4.1.2.3.1 Example 1
\[ yy^{\prime \prime }+\left ( y^{\prime }\right ) ^{2}+2axyy^{\prime }+ay^{2}=0 \]
Comparing this to
\(F\left ( x,y,y^{\prime },y^{\prime \prime }\right ) =f\left ( x,y,y^{\prime }\right ) y^{\prime \prime }+g\left ( x,y,y^{\prime }\right ) \) shows that
\begin{align*} f & =y\\ g & =\left ( y^{\prime }\right ) ^{2}+2axyy^{\prime }+ay^{2}\\ & =p^{2}+2axyp+ay^{2}\end{align*}
Therefore (4) becomes
\begin{align} R & =\int fdp+\psi \left ( x,y\right ) \nonumber \\ & =yp+\psi \left ( x,y\right ) \tag {1A}\end{align}
Hence (5) becomes
\begin{align*} g & =\left ( \frac {\partial }{\partial x}\left ( \int fdp\right ) +\psi _{x}\right ) +\left ( \frac {\partial }{\partial y}\left ( \int fdp\right ) +\psi _{y}\right ) p\\ p^{2}+2axyp+ay^{2} & =\left ( \frac {\partial }{\partial x}\left ( yp\right ) +\psi _{x}\right ) +\left ( \frac {\partial }{\partial y}\left ( yp\right ) +\psi _{y}\right ) p \end{align*}
But \(\frac {\partial }{\partial x}\left ( yp\right ) =0\) since \(y,p\) are held constant. It is important to watch for this here. Given \(f\left ( x,y\right ) =3x+y\left ( x\right ) \) where \(y\) is
function of \(x\), then when we do \(\frac {\partial f}{\partial x}\) the result is \(3\) and not \(3+y^{\prime }\) because with partial derivatives the \(y\)
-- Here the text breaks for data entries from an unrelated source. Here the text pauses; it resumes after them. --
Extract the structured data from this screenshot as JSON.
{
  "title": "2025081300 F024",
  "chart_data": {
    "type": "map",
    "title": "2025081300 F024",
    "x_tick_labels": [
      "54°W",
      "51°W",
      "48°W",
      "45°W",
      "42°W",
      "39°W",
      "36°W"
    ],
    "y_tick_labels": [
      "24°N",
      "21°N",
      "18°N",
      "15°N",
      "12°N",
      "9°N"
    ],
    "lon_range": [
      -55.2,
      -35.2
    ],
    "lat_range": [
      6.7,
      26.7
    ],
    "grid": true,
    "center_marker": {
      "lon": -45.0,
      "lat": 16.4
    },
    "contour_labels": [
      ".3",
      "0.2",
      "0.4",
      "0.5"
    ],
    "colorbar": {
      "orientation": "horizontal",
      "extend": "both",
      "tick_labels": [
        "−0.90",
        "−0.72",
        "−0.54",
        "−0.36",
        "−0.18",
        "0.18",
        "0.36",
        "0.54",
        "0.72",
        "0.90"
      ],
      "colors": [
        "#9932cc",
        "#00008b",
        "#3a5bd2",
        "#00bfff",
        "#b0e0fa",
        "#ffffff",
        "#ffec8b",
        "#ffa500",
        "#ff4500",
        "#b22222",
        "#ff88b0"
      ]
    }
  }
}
is held constant. Similarly \(\frac {\partial }{\partial y}\left ( yp\right ) =p^{2}\). The above becomes
\begin{align*} p^{2}+2axyp+ay^{2} & =\psi _{x}+\left ( p+\psi _{y}\right ) p\\ & =\psi _{x}+p^{2}+\psi _{y}p\\ 2axyp+ay^{2} & =\psi _{x}+\psi _{y}p \end{align*}
Comparing terms shows that
\begin{align} 2axy & =\psi _{y}\tag {2A}\\ ay^{2} & =\psi _{x} \tag {3A}\end{align}
Integrating (2A) w.r.t \(y\) gives
\begin{equation} \psi =axy^{2}+h\left ( x\right ) \tag {4A}\end{equation}
Differentiating the above w.r.t.
\(x\) gives
\(\psi _{x}=ay^{2}+h^{\prime }\left ( x\right ) \). comparing this to
(3A) above gives
\(ay^{2}=ay^{2}+h^{\prime }\left ( x\right ) \), hence
\(h^{\prime }\left ( x\right ) =0\) or
\(h\left ( x\right ) =c\). Therefore (4A) becomes
\[ \psi =axy^{2}+c \]
Substituting the above in
(1A) gives
\[ R=yp+axy^{2}+c \]
Therefore, since
\(R=c_{1}\) a constant, then the above becomes (by merging the
constants)
\begin{align*} yp+axy^{2} & =c_{2}\\ yy^{\prime }+axy^{2} & =c_{2}\end{align*}
This is the reduced ode which needs to be solved for \(y\). The above says that \(R=yy^{\prime }+axy^{2}+c_{2}\). To verify, let
us apply \(F=\frac {d}{dx}R\). This gives
\begin{align*} yy^{\prime \prime }+\left ( y^{\prime }\right ) ^{2}+2axyy^{\prime }+ay^{2} & =\frac {d}{dx}\left ( yy^{\prime }+axy^{2}+c_{2}\right ) \\ & =y^{\prime }y^{\prime }+yy^{\prime \prime }+ay^{2}+2axyy^{\prime }\\ & =yy^{\prime \prime }+\left ( y^{\prime }\right ) ^{2}+2axyy^{\prime }+ay^{2}\end{align*}
Verified.